Guia-me: Como você conheceu Jesus? Quem pregou pra você? Qual era a sua posição em relação aos crentes?
Marcos Motolo: Eu já tinha ido à igreja quando criança. Fui batizado, aos 12 anos de idade, na Assembléia de Deus, onde meus pais congregam até hoje. Mas eu não permanecia na igreja por mais de uma semana. Não gostava dos crentes, pois todos os domingos eles vinham fazer visitas em minha casa e me chamar para ir aos cultos e eu qeria era ouvir Iron Maiden, no último volume.
 
Guia-me: Conte a sua experiência de conversão.
Marcos Motolo: Após ter ido ao programa do Clodovil, na Rede TV, e ao show do Iron Maiden, no Pacaembu, em 2004, estava me tatuando e escolhendo a tatuagem para fazer no rosto. Todas as minhas tatuagens eram muito bem escolhidas: os desenhos e os lugares onde seriam feitas no corpo. Então, voltando para casa, uma criança de uns oito anos me deu um folheto evangélico, onde estava escrito: "15 centímetros é a diferença entre Deus e o Diabo, Céu e Inferno, Salvação e Condenação. 15 centímetros é um espaço que todos os seres humanostêm entre o ouvido e o coração. Quando a palavra de Deus entra no ouvido e vai até o coração o milagre acontece". Fui pra casa pensando nisto. No dia seguinte, 10 de abril de 2005, às quatro horas da madrugada, estava acordado na sala e vi como um sol do meio-dia, que apareceu para mim e disse que era Jesus Cristo e tinha um plano na minha vida, para levar a sua palavra em todo o mundo. A partir de então, mortos ressuscitam, paralíticos andam, no nome de Jesus, através da minha vida.
 
Guia-me: Como foi sua recepção na igreja?
Marcos Motolo: Após esta visão, minha irmã me convidou para ir à igreja em que ela congrega, a Assembléia de Deus, Ministério do Belém. Lá voltei para a igreja. A recepção foi muito boa e aqui estou até hoje.
 
Guia-me: Quais foram suas maiores dificuldades nos primeiros passos com Cristo?
Marcos Motolo: Primeiro, me desfazer das coleções caríssimas de cds, dvds e objetos raros e importados do Iron Maiden. Depois, mostrar para os amigos e irmãos em Cristo que realmente estava liberto e convertido. E, por último, me apresentar conforme a vontade de Deus e mostrar as marcas no corpo através das tatuagens.
 
Guia-me: Em que ministério você atua hoje?
Marcos Motolo: Hoje estou na Assembléia de Deus da Vila Raquel.Fui ungido ao pastorado por um grande homem de Deus, o pastor Carlos de Sousa, da C.O.N.I.E.P.A.B. Pela misericórdia de Deus, já tenho 20 DVDs gravados, entre eles se encontram ministrações até na igreva sede e em vários estados do Brasil.
 
Guia-me: Você se arrepende das tatuagens?
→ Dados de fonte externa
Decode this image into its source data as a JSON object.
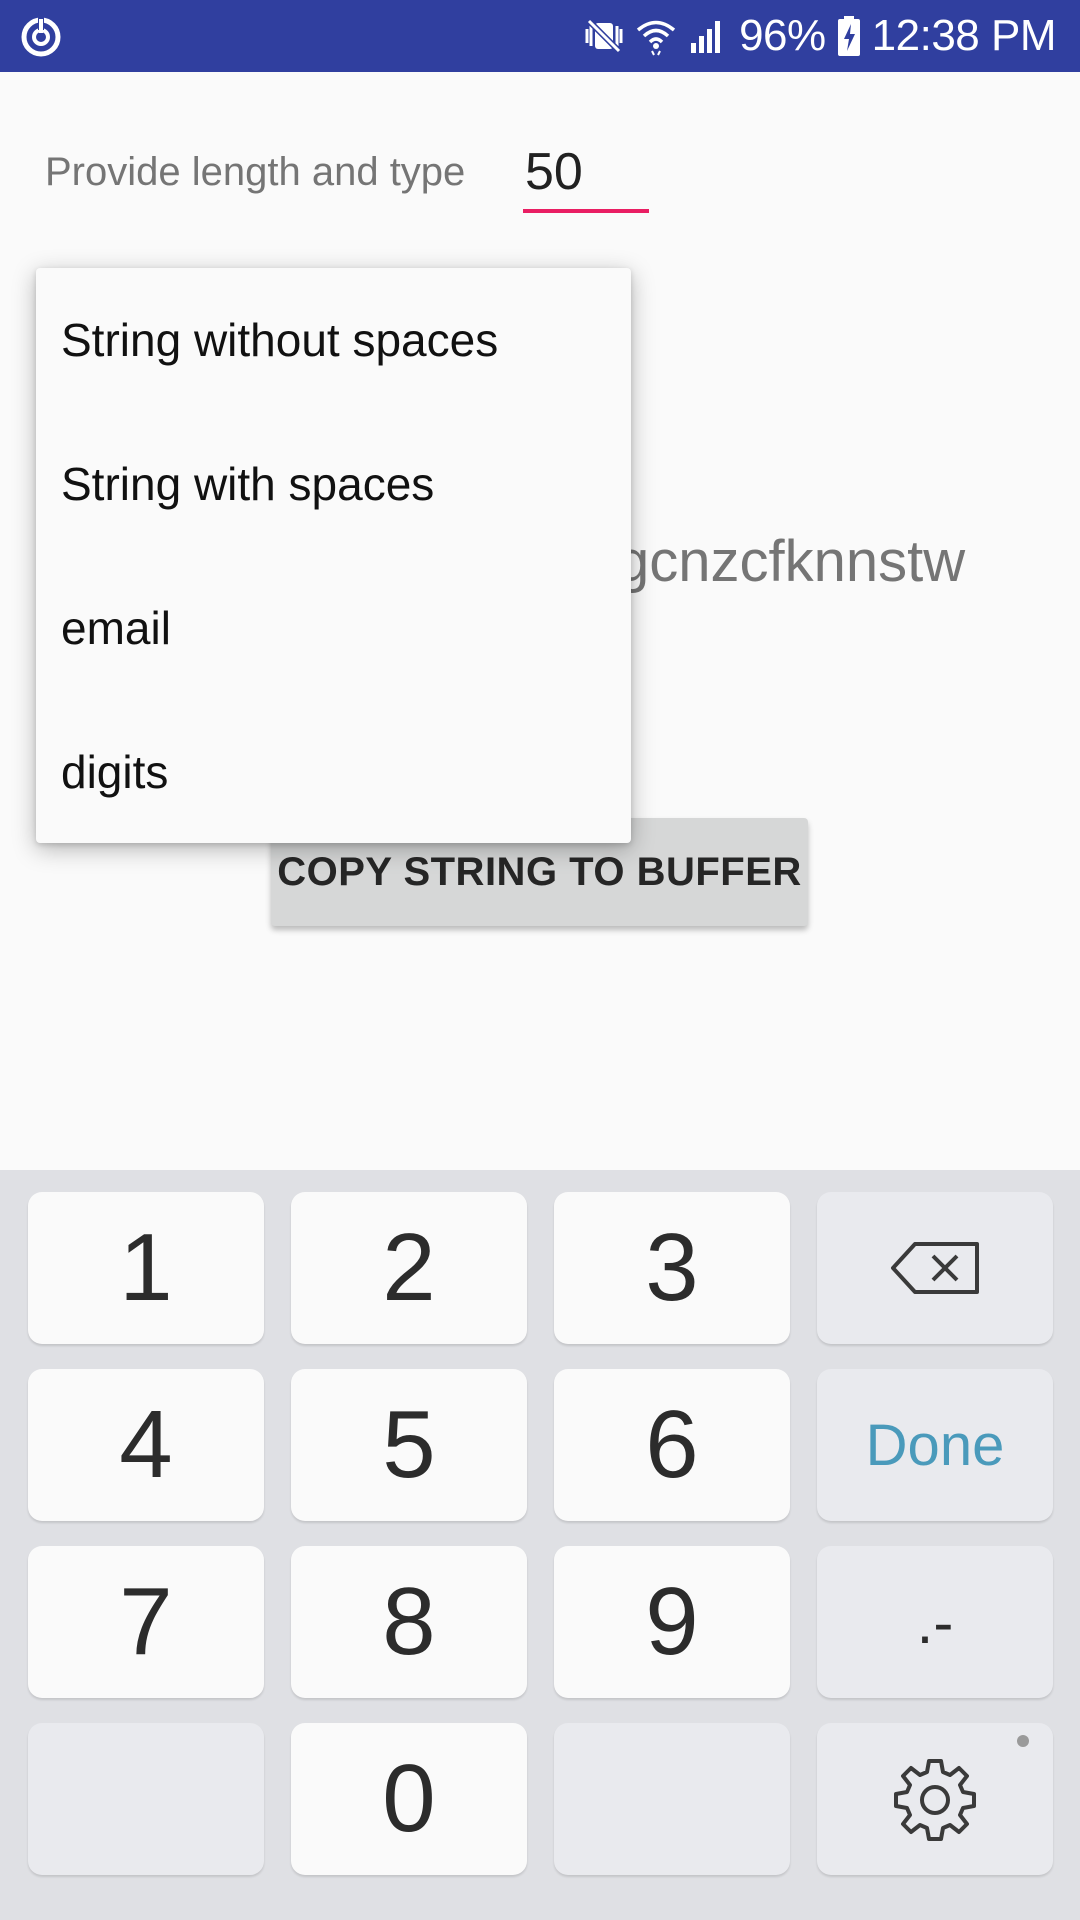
{
  "status_bar": {
    "app_icon": "sync-power-icon",
    "mute_icon": "vibrate-mute-icon",
    "wifi_icon": "wifi-icon",
    "signal_icon": "cell-signal-icon",
    "battery_percent": "96%",
    "battery_icon": "battery-charging-icon",
    "time": "12:38 PM",
    "background_color": "#303f9f"
  },
  "form": {
    "label": "Provide length and type",
    "length_value": "50",
    "accent_color": "#e91e63"
  },
  "output": {
    "visible_string_fragment": "gcnzcfknnstw"
  },
  "copy_button": {
    "label": "COPY STRING TO BUFFER"
  },
  "type_dropdown": {
    "options": [
      "String without spaces",
      "String with spaces",
      "email",
      "digits"
    ]
  },
  "keyboard": {
    "rows": [
      [
        "1",
        "2",
        "3",
        "backspace-icon"
      ],
      [
        "4",
        "5",
        "6",
        "Done"
      ],
      [
        "7",
        "8",
        "9",
        ".-"
      ],
      [
        "",
        "0",
        "",
        "settings-gear-icon"
      ]
    ],
    "done_label": "Done",
    "punct_label": ".-",
    "done_color": "#4a9abb"
  }
}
Por que?
Marcos Motolo: Não me arrependo porque Deus me falou que eu só fui até onde ele permitiu e que ele, Deus, iria apagar todas essas tatuagens e o nome dele seria glorificado entre os homens.
 
Guia-me: Que tipo de som você curte hoje? Quais são suas bandas e cantores favoritos?
Marcos Motolo: Hoje eu gosto de muitos cantores gospel: Diante do Trono,Voz da Verdade, Cassiane, entre outros. Mas gosto também de Oséias de Paula, Michael W. Smith e hinos da Harpa Cristã, que acho muito edificantes também.
 
Guia-me: Como conquistar os roqueiros radiciais para Jesus?
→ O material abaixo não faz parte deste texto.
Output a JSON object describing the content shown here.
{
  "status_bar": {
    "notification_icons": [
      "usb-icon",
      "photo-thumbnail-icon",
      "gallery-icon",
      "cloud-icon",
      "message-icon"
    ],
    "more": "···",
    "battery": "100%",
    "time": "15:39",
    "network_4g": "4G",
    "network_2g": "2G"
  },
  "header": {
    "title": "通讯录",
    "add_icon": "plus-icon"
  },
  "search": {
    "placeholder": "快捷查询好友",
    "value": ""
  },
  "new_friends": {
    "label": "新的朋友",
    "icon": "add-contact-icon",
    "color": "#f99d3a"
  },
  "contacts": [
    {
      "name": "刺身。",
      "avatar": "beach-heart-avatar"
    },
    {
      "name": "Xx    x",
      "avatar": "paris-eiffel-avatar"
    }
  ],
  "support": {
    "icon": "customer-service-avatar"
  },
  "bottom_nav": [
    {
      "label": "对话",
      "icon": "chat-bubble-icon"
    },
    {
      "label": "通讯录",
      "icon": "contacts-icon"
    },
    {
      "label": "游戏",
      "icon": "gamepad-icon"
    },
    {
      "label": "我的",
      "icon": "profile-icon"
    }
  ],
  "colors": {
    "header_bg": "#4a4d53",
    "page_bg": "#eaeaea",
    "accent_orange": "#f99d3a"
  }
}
Marcos Motolo: Os roqueiros, na sua maioria, são pessoas que já sofreram muito com os pais, a sociedade e até mesmo com eles próprios, pelo fato de não poderem ser bem sucedidos na vida, por conta de muitas coisas, e também pela burocracia que existe por ai. Segundo, por desgosto da vida, eles vivem a sua liberdade de expressão e só se prejudicam a si mesmos, como eu fazia me embriagando. Por isto precisam ser primeiro compreendidos, para depois ser evangelizados. No dia 9 de agosto estaremos em Mogi Guaçu, ministrando para os jovens da Cidade e Deus para alcançá-los. Esse eventoserá realizado pela Assembléia de Deus Madureira.
 
Guia-me: Fale dos seus projetos e planos.
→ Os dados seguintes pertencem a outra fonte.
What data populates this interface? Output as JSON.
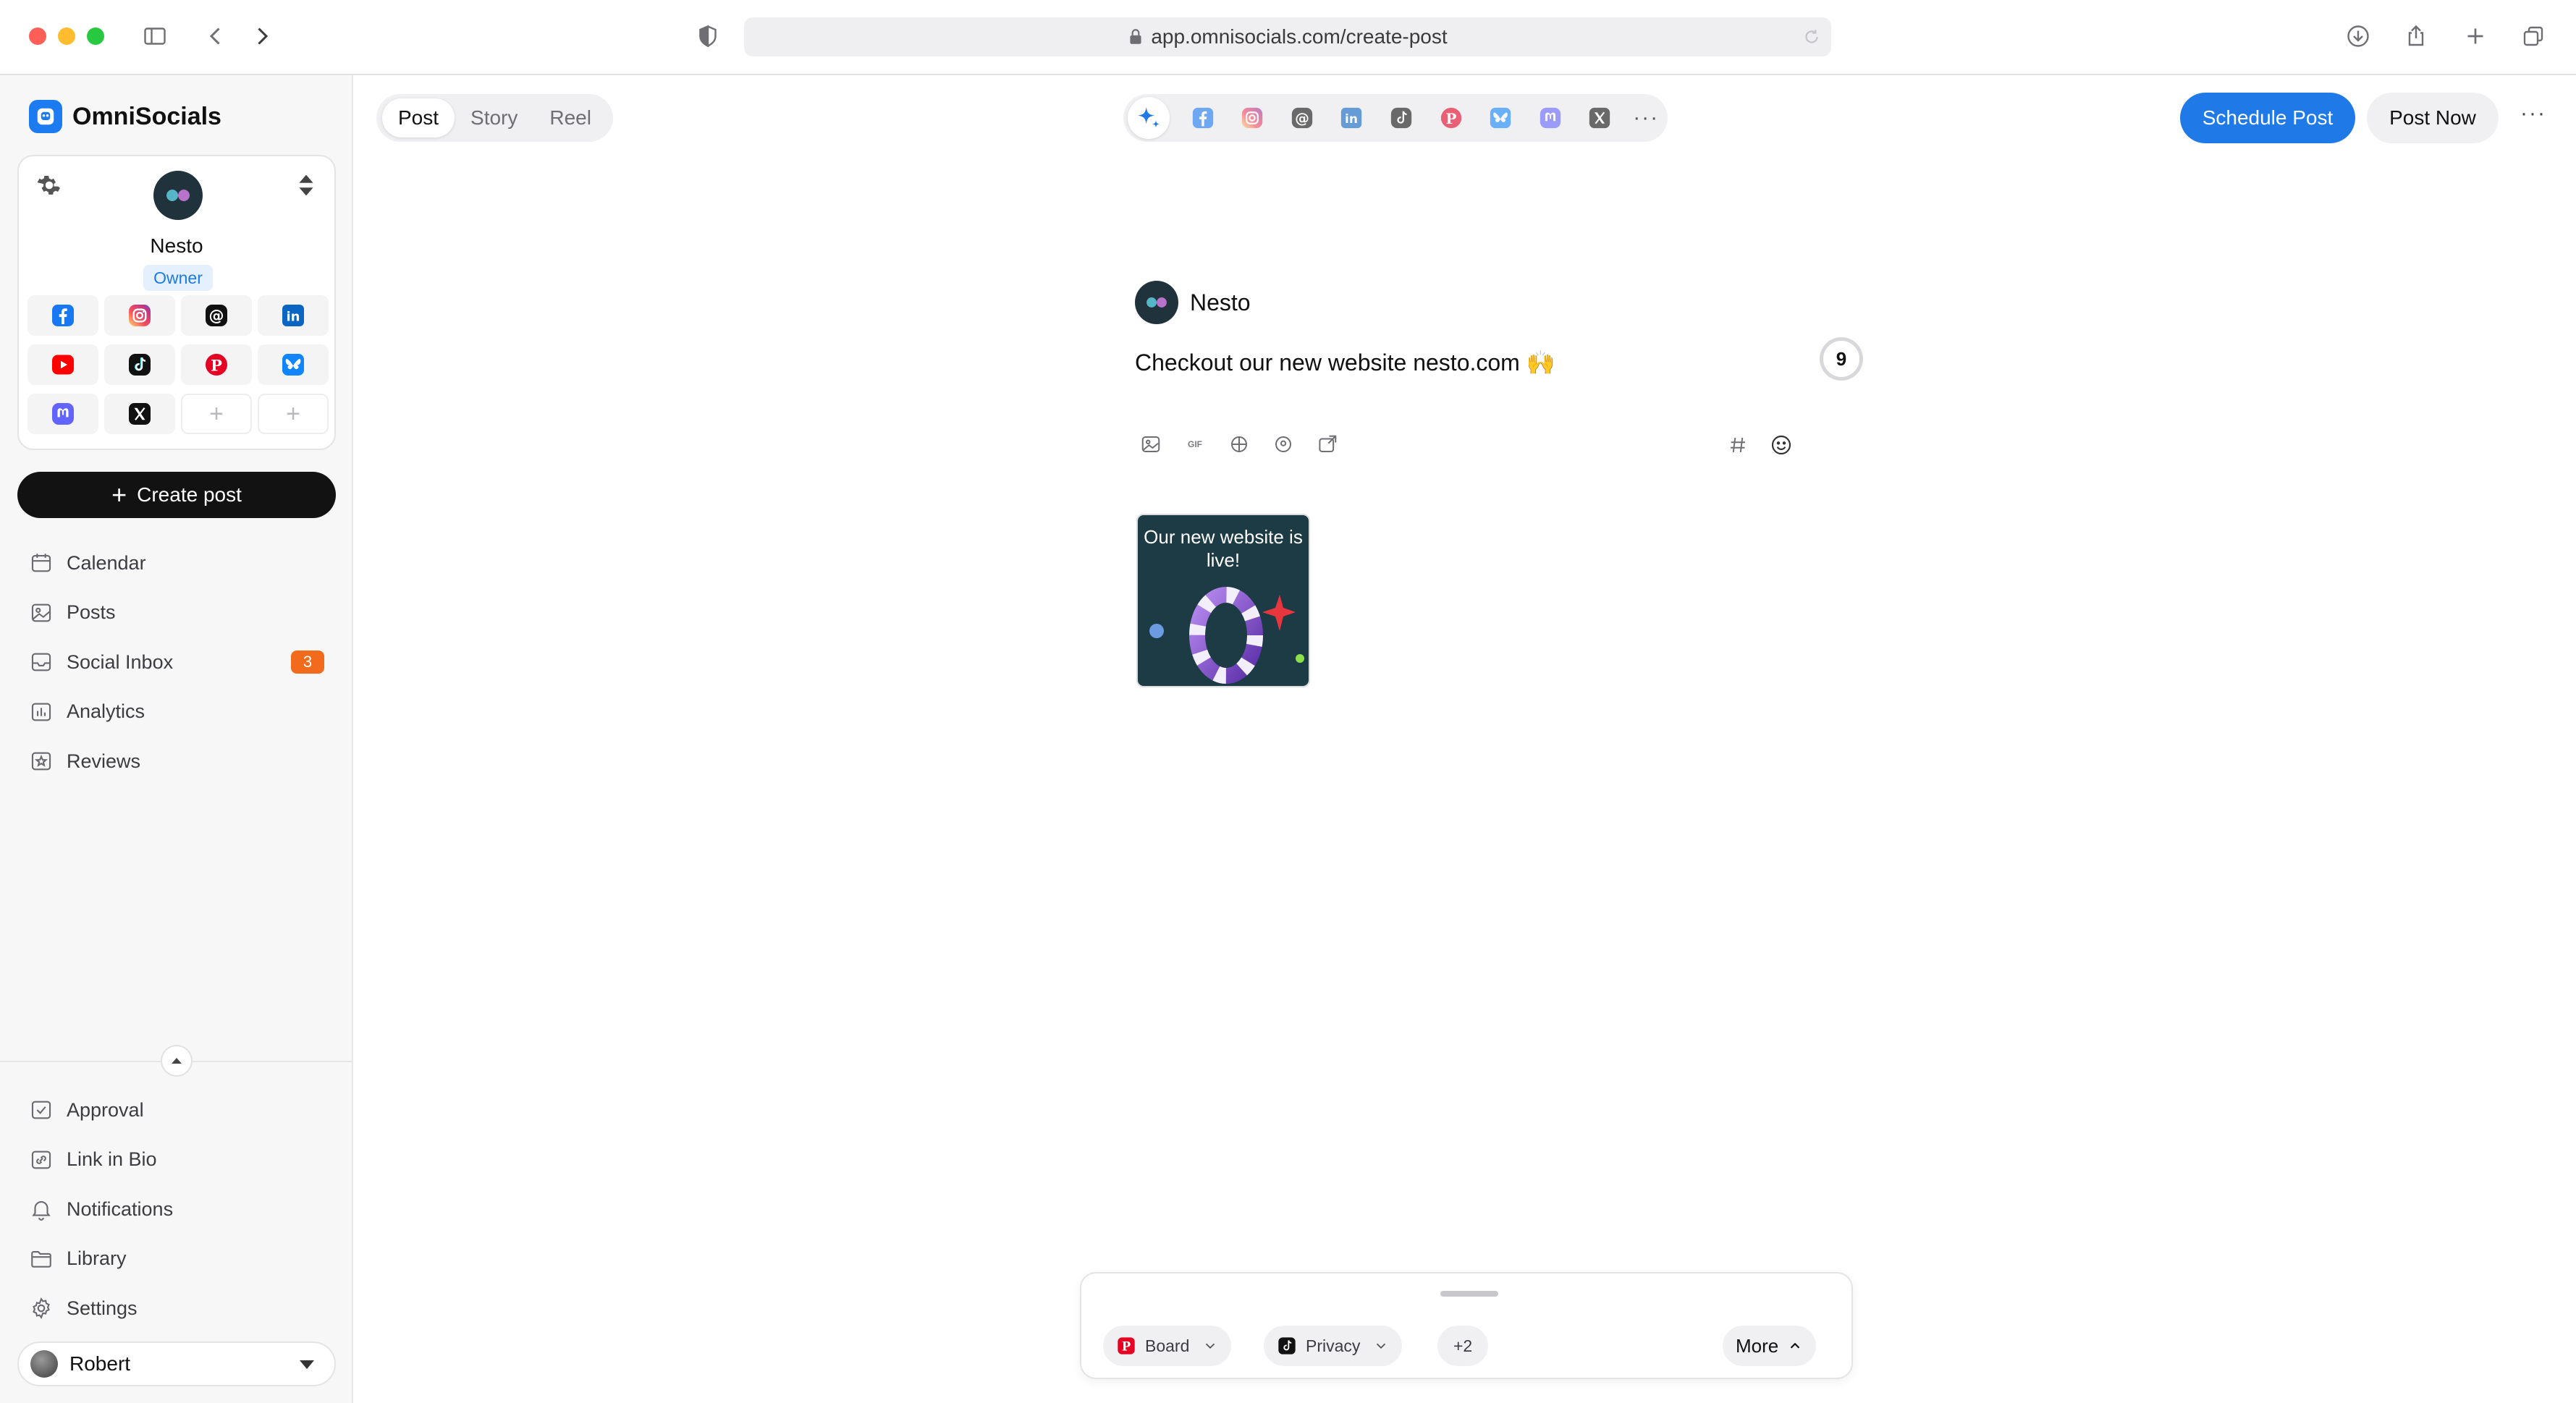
{
  "browser": {
    "url": "app.omnisocials.com/create-post"
  },
  "brand": {
    "name": "OmniSocials",
    "accent": "#1d7bf2"
  },
  "account": {
    "name": "Nesto",
    "role": "Owner",
    "networks": [
      "facebook",
      "instagram",
      "threads",
      "linkedin",
      "youtube",
      "tiktok",
      "pinterest",
      "bluesky",
      "mastodon",
      "x",
      "add",
      "add"
    ]
  },
  "sidebar": {
    "create_label": "Create post",
    "items": [
      {
        "label": "Calendar",
        "icon": "calendar-icon"
      },
      {
        "label": "Posts",
        "icon": "image-icon"
      },
      {
        "label": "Social Inbox",
        "icon": "inbox-icon",
        "badge": "3"
      },
      {
        "label": "Analytics",
        "icon": "chart-icon"
      },
      {
        "label": "Reviews",
        "icon": "star-icon"
      }
    ],
    "bottom_items": [
      {
        "label": "Approval",
        "icon": "check-square-icon"
      },
      {
        "label": "Link in Bio",
        "icon": "link-icon"
      },
      {
        "label": "Notifications",
        "icon": "bell-icon"
      },
      {
        "label": "Library",
        "icon": "folder-icon"
      },
      {
        "label": "Settings",
        "icon": "gear-icon"
      }
    ],
    "user": "Robert"
  },
  "toolbar": {
    "tabs": [
      "Post",
      "Story",
      "Reel"
    ],
    "active_tab": "Post",
    "schedule_label": "Schedule Post",
    "post_now_label": "Post Now",
    "networks": [
      "facebook",
      "instagram",
      "threads",
      "linkedin",
      "tiktok",
      "pinterest",
      "bluesky",
      "mastodon",
      "x"
    ]
  },
  "composer": {
    "account_name": "Nesto",
    "text": "Checkout our new website nesto.com 🙌",
    "char_count": "9",
    "gif_label": "GIF",
    "media": {
      "caption": "Our new website is live!"
    }
  },
  "options": {
    "board_label": "Board",
    "privacy_label": "Privacy",
    "extra_count": "+2",
    "more_label": "More"
  }
}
Marcos Motolo: Meu projeto é o projeto de Deus. Prometi a Deus evangelizar um bilhão de almas para o Senhor. Estivemos no Jornal da Tarde e no Super Pop, da Rede TV. Estamos no Youtube, Google e estaremos saindo pelo mundo inteiro no filme do Iron Maiden, onde conto o meu testemunho de vida junto com a história do Piece of Maiden.Tenho 20 Dvds lançados com mais de cem mil cópias reproduzidas.  Creio que estou próximo do meu objetivo.